What we are seeing now is simply a continuation of what this administration has done since it came into office: enforce one blatantly pro-Israeli fait accompli after another, thereby checking off every item on the wish list of the Israeli right wing and of Trump’s electoral base and some of the main donors to his campaign. Recognition of Jerusalem as Israel’s capital, the move of the U.S. Embassy to Jerusalem, closing the PLO office in Washington D.C., recognition of Israel’s annexation of the Golan Heights, the defunding of the UN body that provided education and health services to Palestinian refugees, and the redefinition of refugees to exclude the Palestinians, all form part of this cascade of pandering initiatives.

While far more extreme and one-sided than anything that preceded it, this new plan also constitutes a continuation of a much older pattern. The Palestinians, the overwhelming majority of the population of Palestine at the time, were not even mentioned in the Balfour Declaration, whose terms governed their lives for three decades. Nor were they mentioned in UNSC 242, the supposed basis for “peace-making” in the Middle East, which not surprisingly has signally failed to bring peace to Palestine/Israel in over half a century.

Talking, or at least listening, to only to one side of a complex conflict, as the great powers have done since 1917, guarantees only one kind of outcome: one-sided and unjust. That is all that has been on offer to the Palestinians for most of the past century.

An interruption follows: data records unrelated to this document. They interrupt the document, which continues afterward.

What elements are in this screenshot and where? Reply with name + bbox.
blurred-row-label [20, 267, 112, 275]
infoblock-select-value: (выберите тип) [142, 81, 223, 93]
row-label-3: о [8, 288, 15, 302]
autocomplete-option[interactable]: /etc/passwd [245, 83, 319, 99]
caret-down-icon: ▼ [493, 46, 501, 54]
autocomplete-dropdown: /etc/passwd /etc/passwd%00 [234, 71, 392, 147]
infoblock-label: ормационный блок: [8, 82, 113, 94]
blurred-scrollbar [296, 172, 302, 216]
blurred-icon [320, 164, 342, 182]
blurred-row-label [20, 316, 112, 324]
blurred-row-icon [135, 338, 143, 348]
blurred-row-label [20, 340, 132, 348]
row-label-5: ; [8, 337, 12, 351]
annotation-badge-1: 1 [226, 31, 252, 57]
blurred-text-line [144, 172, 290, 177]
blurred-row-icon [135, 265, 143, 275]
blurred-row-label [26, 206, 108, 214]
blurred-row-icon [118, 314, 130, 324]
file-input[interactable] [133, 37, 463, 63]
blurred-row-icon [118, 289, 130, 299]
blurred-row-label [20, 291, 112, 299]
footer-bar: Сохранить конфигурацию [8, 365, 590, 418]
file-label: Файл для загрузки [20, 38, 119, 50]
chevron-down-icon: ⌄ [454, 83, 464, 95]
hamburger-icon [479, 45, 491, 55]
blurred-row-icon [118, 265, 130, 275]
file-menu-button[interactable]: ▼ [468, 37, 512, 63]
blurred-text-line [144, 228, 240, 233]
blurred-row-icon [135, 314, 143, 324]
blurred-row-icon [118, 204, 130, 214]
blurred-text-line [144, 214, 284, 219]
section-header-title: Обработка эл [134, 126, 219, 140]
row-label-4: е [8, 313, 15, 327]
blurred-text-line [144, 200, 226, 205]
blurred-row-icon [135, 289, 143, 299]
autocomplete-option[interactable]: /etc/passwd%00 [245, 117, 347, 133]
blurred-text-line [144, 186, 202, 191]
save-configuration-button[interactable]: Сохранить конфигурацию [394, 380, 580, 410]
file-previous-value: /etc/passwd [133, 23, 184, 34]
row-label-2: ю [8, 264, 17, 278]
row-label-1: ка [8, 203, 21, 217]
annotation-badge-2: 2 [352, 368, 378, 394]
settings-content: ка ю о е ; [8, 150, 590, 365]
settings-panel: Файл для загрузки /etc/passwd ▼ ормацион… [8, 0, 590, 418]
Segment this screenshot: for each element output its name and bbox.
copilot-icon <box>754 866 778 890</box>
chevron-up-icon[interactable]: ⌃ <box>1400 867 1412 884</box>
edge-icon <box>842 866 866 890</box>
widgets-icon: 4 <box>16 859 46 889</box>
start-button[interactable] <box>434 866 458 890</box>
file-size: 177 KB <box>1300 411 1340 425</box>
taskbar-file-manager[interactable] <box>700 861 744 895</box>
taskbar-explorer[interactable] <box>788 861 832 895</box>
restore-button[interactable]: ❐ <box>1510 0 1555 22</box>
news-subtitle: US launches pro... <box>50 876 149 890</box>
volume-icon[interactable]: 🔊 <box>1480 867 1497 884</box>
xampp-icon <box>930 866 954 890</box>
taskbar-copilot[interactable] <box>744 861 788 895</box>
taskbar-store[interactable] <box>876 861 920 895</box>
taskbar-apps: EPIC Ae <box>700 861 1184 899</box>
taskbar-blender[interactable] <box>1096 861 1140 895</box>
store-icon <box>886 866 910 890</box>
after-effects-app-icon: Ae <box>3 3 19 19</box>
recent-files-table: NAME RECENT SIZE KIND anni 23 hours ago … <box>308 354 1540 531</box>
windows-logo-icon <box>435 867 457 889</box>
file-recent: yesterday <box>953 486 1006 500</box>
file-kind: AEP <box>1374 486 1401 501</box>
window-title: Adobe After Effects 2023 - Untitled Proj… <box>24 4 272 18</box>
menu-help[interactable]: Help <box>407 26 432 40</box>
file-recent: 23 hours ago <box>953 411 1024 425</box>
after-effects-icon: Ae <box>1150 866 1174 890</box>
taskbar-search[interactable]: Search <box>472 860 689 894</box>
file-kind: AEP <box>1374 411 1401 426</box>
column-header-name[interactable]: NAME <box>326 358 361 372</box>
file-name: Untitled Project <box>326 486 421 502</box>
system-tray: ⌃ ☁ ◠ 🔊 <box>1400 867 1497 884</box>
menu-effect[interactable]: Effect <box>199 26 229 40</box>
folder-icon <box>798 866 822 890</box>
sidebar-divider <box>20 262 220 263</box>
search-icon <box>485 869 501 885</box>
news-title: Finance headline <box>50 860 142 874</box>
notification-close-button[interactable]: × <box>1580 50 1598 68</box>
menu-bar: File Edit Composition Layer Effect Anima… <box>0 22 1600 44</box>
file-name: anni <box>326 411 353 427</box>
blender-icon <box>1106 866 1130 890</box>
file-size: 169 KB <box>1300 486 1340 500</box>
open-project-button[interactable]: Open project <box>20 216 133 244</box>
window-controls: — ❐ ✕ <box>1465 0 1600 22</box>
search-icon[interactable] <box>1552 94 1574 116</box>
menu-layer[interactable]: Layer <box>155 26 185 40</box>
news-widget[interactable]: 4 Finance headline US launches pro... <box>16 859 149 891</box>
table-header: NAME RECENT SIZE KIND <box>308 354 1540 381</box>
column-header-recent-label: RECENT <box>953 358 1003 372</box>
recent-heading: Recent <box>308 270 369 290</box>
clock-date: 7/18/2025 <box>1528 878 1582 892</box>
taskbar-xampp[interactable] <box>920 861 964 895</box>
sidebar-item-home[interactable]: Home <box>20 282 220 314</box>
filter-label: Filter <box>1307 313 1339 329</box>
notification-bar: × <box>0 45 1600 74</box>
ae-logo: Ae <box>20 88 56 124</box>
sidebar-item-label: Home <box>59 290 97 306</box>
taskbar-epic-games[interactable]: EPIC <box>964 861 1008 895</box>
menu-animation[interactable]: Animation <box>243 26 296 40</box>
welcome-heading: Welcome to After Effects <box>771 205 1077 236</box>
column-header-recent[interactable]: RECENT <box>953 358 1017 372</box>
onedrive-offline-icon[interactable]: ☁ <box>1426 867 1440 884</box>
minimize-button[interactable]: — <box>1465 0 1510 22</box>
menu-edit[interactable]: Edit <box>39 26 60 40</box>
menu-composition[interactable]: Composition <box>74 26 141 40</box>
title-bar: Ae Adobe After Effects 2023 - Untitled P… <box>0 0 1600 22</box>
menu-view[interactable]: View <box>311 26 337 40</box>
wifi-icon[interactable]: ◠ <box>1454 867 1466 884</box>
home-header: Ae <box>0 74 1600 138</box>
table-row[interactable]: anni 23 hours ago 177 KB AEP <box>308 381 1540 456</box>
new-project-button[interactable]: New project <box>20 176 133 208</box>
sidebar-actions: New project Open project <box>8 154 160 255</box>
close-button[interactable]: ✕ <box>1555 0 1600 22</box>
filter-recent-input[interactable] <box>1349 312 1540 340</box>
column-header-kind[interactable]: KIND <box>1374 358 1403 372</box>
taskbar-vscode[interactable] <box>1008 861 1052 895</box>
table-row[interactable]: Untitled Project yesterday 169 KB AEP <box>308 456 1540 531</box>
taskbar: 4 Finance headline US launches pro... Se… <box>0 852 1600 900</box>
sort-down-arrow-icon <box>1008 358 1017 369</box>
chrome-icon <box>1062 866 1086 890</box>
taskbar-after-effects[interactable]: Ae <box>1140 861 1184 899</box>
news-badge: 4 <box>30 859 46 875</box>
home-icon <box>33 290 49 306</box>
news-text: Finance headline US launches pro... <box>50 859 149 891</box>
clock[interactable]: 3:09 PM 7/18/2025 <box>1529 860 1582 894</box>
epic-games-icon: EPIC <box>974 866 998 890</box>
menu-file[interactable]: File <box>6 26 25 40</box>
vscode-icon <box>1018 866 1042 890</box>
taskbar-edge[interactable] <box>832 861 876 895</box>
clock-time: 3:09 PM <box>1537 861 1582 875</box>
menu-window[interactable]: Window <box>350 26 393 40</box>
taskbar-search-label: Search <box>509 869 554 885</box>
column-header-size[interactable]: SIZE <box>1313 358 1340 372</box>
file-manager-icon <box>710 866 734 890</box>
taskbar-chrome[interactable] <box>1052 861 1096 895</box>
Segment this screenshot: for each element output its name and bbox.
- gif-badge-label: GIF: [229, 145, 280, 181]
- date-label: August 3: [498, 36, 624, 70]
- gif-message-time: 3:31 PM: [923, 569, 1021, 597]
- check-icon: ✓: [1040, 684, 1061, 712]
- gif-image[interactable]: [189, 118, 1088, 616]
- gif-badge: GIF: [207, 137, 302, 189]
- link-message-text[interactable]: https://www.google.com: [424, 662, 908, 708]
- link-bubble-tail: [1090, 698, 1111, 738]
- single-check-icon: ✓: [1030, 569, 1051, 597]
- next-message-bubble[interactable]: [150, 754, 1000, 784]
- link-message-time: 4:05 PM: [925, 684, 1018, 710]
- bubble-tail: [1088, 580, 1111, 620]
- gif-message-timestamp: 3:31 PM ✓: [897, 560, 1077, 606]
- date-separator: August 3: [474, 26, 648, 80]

Any formula advanced as a resolution of the conflict that is not squarely based on principle of equality and justice will inevitably fail. Indeed, Trump’s “deal” is not only a preordained failure, but will likely exacerbate the conflict by encouraging the stronger side’s illusion that it can impose its will on the weaker one with American help.

Difficult although it may be for some to accept, and hard as it will be to achieve, absolute equality of human, personal, civil, political, and national rights must be enshrined in whatever future scheme is ultimately accepted by the two societies. Ultimately, what is at its core a 19th century colonial project, with different classes of rights for different peoples, cannot survive in the 21st century. Until would-be peace-makers understand and accept these hard facts, they will continue to exacerbate the problem of Palestine, as have all U.S. administrations from that of Harry Truman to Trump.